A one-off $250 ‘cost of living payment’ will be provided to Australian resident recipients of the following payments and concession card holders:

  • Age Pension 
  • Disability Support Pension 
  • Parenting Payment 
  • Carer Payment 
  • Carer Allowance (if not in receipt of a primary income support payment) 
  • Jobseeker Payment 
  • Youth Allowance 
  • Austudy and Abstudy Living Allowance 
  • Double Orphan Pension 
  • Special Benefit 
  • Farm Household Allowance 
  • Pensioner Concession Card (PCC) holders 
  • Commonwealth Seniors Health Card holders 
  • Eligible Veterans’ Affairs payment recipients and Veteran Gold card holders.

    The payments are exempt from taxation and will not count as income support for the purposes of any income support payment. An individual can only receive one payment.

From

1 July 2021 to 30 June 2022

The low and middle income tax offset (LMITO) currently provides a reduction in tax of up to $1,080 for individuals with a taxable income of up to $126,000.

The tax offset is triggered when a taxpayer lodges their 2021-22 tax return.

For the 2021-22, the LMITO will be increased by $420 which means that the proposed new rates for individuals are as follows:

 

Taxable income 

Offset 

$37,000 or less 

$675

Between $37,001 and $48,000 

$675 plus 7.5 cents for every dollar above $37,000, up to a maximum of $1,500

Between $48,001 and $90,000 

$1,500

Between $90,001 and $126,000 

$1,500 minus 3 cents for every dollar of the amount above $90,000 

From12.01am 30 March 2022

There are a few jokes going around social media about the price of fuel.

As widely predicted, the Government will temporarily reduce the excise and excise-equivalent customs duty rate that applies to petrol and diesel by 50% for 6 months from Budget night.
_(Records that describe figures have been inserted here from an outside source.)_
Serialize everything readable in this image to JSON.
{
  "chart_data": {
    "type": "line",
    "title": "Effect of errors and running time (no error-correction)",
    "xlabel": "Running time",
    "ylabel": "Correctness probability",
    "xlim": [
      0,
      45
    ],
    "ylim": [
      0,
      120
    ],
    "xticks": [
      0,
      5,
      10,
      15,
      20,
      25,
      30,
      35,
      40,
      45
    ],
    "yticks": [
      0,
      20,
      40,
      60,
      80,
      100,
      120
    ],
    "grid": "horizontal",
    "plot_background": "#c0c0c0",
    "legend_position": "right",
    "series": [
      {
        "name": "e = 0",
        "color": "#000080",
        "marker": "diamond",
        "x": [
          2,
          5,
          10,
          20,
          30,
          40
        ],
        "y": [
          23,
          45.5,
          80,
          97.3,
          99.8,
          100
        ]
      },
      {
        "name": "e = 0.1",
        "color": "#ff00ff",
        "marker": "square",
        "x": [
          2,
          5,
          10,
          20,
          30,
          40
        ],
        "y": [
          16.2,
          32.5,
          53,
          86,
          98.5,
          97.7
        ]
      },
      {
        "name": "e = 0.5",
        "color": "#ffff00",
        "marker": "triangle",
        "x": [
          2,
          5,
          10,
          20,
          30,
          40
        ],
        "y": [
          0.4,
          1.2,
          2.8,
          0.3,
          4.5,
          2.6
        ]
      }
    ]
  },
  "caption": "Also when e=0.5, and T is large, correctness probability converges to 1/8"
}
That is, the current 44.2 cents per litre excise rate will reduce to 22.1 cents per litre from Budget night. However, the measure is subject to the passage of the enabling legislation so don’t expect to see a change right away. 

 The reduction extends to all other fuel and petroleum based products except aviation fuels.

At the conclusion of the 6 months on 28 September 2022, the excise and excise-equivalent customs duty rates revert to previous rates including any indexation that would have applied during the 6 month period. 

The Australian Competition and Consumer Commission (ACCC) will monitor the price behaviour of retailers to ensure that the lower excise rate is passed on to consumers.

The measure comes at a cost of $5.6bn.